The software that runs millions of smartphones and made the Internet more functional celebrates an anniversary this week. On April 8, 1991, James Gosling and a Sun Microsystems development team—then known as the “Green” development team, working on a project called “Oak”—began secretly working in earnest on what would become the Java programming language.

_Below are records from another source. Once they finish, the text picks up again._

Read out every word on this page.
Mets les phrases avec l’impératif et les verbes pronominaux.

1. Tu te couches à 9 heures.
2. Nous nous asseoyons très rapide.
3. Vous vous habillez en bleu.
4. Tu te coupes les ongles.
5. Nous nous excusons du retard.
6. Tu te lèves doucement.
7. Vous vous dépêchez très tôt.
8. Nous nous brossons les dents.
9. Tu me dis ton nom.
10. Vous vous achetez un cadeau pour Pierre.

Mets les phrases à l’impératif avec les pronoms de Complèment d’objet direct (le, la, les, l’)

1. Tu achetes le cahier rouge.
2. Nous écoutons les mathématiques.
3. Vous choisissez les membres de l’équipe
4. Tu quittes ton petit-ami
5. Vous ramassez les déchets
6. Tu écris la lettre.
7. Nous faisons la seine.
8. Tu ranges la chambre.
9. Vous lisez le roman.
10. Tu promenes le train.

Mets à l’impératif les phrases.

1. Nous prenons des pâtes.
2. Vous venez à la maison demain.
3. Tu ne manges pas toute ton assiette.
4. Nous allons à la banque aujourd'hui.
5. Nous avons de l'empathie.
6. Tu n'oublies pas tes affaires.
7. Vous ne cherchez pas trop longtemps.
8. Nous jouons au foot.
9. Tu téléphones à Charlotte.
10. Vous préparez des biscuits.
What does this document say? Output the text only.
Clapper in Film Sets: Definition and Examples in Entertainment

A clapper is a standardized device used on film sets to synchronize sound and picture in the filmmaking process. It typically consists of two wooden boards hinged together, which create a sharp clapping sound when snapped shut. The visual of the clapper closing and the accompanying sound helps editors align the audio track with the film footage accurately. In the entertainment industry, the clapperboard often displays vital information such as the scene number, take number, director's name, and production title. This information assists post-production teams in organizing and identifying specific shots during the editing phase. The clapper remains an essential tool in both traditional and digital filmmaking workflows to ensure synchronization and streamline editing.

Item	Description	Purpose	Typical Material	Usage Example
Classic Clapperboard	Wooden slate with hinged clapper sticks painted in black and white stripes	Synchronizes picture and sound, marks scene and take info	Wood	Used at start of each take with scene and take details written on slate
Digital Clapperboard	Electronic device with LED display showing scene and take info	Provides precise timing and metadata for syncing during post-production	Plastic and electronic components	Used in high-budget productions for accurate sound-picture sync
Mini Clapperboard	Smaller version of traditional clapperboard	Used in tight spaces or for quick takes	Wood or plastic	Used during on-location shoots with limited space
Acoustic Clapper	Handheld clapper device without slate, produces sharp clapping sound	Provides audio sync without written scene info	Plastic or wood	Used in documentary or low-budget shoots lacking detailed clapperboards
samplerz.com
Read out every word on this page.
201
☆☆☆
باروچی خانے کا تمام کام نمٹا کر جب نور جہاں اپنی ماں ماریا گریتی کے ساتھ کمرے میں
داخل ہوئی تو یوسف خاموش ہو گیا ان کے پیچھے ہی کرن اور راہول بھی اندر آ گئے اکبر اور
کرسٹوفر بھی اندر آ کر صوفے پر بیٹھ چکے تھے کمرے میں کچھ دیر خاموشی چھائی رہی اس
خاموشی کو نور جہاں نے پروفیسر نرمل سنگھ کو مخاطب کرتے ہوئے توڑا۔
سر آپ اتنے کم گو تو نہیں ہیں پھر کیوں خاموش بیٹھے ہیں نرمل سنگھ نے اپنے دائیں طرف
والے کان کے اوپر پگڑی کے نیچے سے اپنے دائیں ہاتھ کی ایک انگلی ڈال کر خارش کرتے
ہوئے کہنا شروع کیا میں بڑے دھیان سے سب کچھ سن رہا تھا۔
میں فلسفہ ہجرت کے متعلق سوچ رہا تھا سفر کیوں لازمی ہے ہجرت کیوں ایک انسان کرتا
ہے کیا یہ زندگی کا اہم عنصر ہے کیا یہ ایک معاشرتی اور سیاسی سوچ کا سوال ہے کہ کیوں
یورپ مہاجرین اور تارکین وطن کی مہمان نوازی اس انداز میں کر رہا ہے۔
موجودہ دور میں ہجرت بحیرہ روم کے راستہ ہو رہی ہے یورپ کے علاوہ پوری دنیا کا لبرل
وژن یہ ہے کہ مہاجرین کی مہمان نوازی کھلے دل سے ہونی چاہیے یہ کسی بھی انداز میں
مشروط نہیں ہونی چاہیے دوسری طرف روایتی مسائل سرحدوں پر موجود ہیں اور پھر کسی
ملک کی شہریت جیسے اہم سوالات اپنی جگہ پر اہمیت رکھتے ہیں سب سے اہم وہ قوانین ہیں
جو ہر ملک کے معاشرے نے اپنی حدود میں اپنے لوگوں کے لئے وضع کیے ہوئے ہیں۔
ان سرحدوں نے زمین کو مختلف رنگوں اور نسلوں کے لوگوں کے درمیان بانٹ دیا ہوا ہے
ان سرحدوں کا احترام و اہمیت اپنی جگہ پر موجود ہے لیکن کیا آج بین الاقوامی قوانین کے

Java was originally written for a handheld controller to be used with digital cable television, but the cable industry wasn’t quite ready for the product. Gosling and co. went back to work, developing Java for the burgeoning Internet. The language was introduced to the world at large in a 1995 release of the Netscape Navigator browser. The ability to code Java applets into webpages brought new interactivity to the Internet (as well as expanded security challenges).
Java: The Good & The Bad
The same quality that makes Java genius is also its Achilles heel: its universality. Java is platform-independent, meaning it can run on Windows, Mac, and Linux operating systems. (In other words, it’s a “Write Once, Run Anywhere” or WORA language.) The bytecodes Java produces can be transferred by network and then run on any Java Virtual Machine. Given how widespread Java is, it’s no wonder it’s a favorite target of the nefarious.
Oracle bought Sun Microsystems (and thus Java) in 2009, and after a brief stop at Google and several years at Liquid Robotics, Gosling joined Amazon Web Services in 2017. Although Java use in web development has dwindled with the advent of newer technologies, the language lives on in Android smartphones and countless other devices … not to mention a little game called Minecraft.